Despite the revenue beat, Sarugaser noted that Indiva fell three places in terms of its overall market share, with its 2.1 per cent share as of the end of the quarter dropping Indiva to 14th behind Weed Me, The Valens Company and Entourage Health.

Meanwhile, the company reported an adjusted EBITDA loss of $0.3 million, which was in line with the Raymond James estimate of a $0.2 million loss while being a slight improvement on the previous quarter loss of $0.5 million.

The company’s net income came in at a $3 million loss for the quarter, producing a beat in relation to the $6 million loss projected by Raymond James, though it also presented a shift from the $1.8 million loss reported in the previous quarter.

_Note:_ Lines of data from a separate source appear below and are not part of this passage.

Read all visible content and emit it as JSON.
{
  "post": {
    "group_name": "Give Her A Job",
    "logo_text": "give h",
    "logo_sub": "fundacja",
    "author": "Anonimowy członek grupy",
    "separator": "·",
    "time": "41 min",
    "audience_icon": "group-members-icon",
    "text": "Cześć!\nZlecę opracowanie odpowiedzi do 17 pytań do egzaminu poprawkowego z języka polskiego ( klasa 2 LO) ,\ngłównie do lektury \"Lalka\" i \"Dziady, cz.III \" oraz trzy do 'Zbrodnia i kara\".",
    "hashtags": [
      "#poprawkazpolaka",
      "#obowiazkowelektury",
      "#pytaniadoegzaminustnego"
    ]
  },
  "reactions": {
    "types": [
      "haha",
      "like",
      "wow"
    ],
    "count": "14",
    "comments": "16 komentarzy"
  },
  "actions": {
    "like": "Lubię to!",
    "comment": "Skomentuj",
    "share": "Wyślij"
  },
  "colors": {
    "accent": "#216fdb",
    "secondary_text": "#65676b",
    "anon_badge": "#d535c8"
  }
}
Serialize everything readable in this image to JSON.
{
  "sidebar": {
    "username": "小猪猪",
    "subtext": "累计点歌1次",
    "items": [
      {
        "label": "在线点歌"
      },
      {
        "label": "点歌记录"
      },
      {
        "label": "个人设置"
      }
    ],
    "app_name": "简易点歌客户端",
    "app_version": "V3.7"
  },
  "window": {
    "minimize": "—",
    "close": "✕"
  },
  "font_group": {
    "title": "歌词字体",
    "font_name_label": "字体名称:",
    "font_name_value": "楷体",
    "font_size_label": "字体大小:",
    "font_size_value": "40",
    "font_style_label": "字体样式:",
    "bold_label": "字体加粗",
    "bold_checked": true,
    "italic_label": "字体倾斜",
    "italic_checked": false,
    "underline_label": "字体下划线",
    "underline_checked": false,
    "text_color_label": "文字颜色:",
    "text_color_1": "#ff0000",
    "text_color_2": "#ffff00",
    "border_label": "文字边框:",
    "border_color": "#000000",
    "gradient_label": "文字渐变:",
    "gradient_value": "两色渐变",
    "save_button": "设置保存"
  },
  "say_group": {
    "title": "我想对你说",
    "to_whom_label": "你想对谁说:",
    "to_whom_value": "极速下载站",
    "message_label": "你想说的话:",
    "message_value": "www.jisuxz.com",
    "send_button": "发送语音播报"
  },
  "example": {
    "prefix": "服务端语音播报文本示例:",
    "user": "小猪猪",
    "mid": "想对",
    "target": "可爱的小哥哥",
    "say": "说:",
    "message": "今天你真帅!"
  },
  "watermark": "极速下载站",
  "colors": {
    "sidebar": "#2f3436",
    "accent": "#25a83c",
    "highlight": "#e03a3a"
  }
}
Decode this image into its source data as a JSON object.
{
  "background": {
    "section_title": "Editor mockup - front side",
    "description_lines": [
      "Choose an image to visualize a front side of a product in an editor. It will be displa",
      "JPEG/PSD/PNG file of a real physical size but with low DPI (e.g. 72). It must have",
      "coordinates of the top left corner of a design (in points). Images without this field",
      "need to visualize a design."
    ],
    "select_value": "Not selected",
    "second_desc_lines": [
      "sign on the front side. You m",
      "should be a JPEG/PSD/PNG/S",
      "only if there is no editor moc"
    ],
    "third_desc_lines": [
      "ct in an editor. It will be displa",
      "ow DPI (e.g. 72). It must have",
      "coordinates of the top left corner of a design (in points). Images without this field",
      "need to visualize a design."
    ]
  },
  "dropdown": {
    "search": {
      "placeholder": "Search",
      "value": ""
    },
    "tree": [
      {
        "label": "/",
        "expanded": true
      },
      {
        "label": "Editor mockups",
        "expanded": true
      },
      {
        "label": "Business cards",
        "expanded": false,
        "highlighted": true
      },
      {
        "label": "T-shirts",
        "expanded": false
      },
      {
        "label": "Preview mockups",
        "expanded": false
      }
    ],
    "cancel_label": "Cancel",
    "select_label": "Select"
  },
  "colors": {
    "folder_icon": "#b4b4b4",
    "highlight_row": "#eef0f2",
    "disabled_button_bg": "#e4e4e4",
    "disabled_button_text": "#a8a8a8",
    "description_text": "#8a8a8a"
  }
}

All told, the company exited the quarter with $2.4 million in cash available compared to $21.2 million in debt, representing slight shifts from the $2.5 million in cash and $21.5 million in debt reported in the previous quarter.

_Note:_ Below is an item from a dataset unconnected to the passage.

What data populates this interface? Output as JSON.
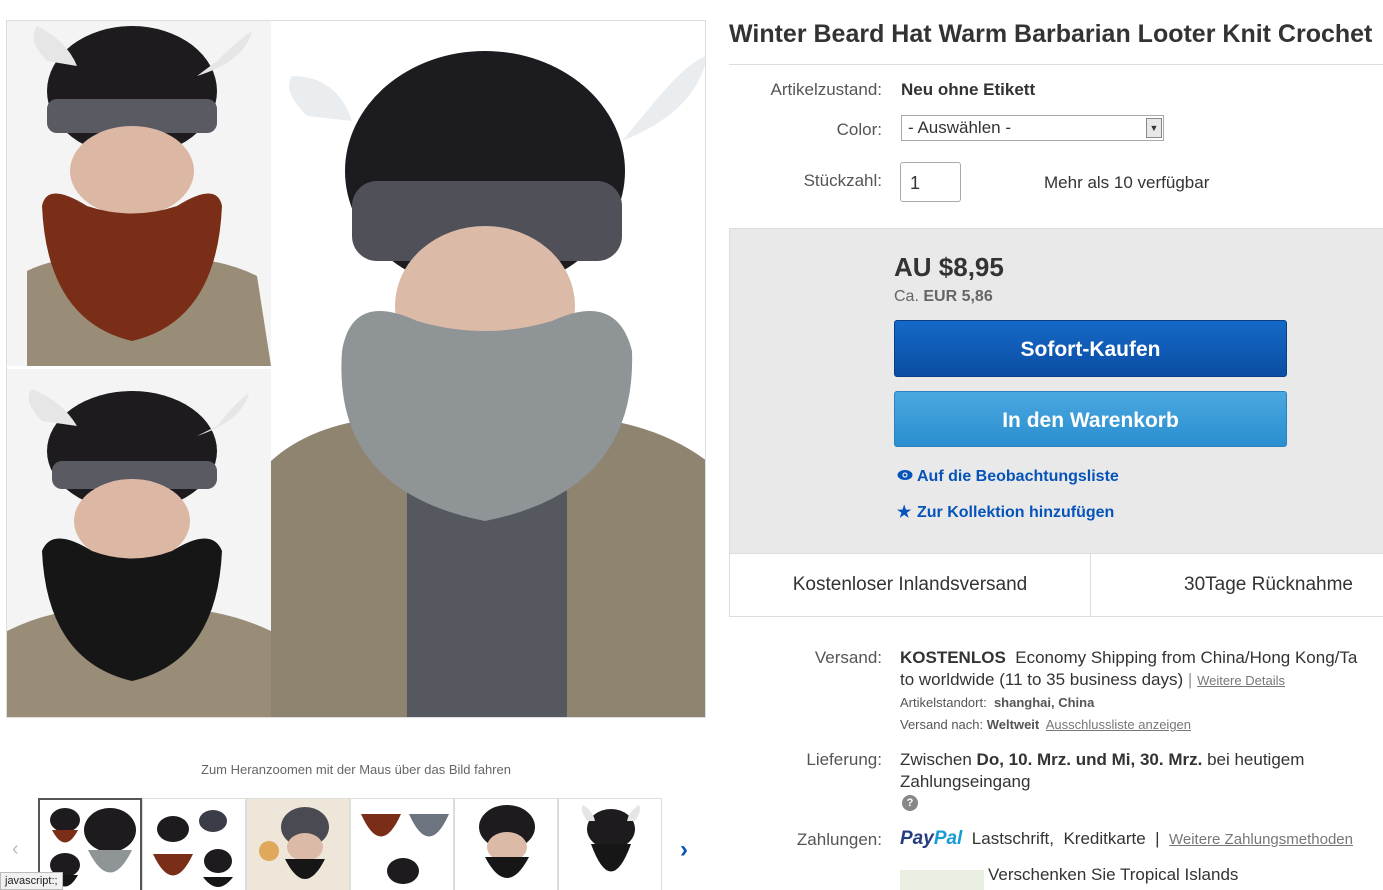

“We are pleased to report very strong year-over-year revenue growth in the first quarter of 2022, and continued gross margin improvement compared to fiscal 2021. According to data from Hifyre Inc., Indiva continues as the dominant national market share leader in edibles,” said Niel Marotta, President and Chief Executive Officer of Indiva in the company’s May 19 press release. “Looking forward, we have many new products and brands to introduce in 2022, as we leverage our distribution across all 13 provinces and territories in Canada. Specifically, Indiva will continue to delight its customers and clients and drive margin-accretive top line growth in 2022.”

Looking ahead to the rest of 2022, Sarugaser indicated that the company will launch a suite of value-priced, non-traditional edibles products licensed from Grön, with first shipments to the OCS expected in July. The company is also expecting to launch a suite of differentiated flavoured vape products licensed from Dime Industries, which will mark Indiva’s initial entry into the vape category.

“While this is a new category for NDVA, its facilities are well-equipped for formulating extracts and fill cartridges,” Sarugaser said. “The company indicates that less than $50k of CAPEX will be required to tool up its vape manufacturing lines.”

In addition, the company will be launching its own Indiva Life brand, which will combine in-house products like stuffed cookies, THC lozenges, new chocolate offerings and numerous pre-roll products.

“We view the sum of these new brand and product introductions as very positive, and we expect these efforts—NDVA’s entry into the vape category, in particular—to drive material Rev. growth during 2H22,” Sarugaser said.

After finishing 2021 with $31 million in revenue, Sarugaser continues to forecast $42 million in revenue for Indiva in 2022, good for a potential year-over-year increase of 35.5 per cent. Looking ahead to 2023, Sarugaser continues to forecast a jump to $70 million in revenue for a potential year-over-year jump of 66.7 per cent.

From a valuation perspective, Sarugaser forecasts the company’s EV/Revenue multiple from the reported 1.5x in 2021 to a projected 1.1x in 2022, then dropping to a projected 0.7x in 2023.

Meanwhile, Sarugaser continues to forecast a loss of $1 million for 2022 before turning positive in 2023 at a projected $7 million for a forecasted 10 per cent margin, while also introducing an EV/EBITDA multiple of 6.4x for 2023.

Indiva Limited’s stock price has dropped by 40 per cent since the start of 2022, dropping off after an early peak of $0.38/share on January 6, closing today at a 2022 low of $0.21/share.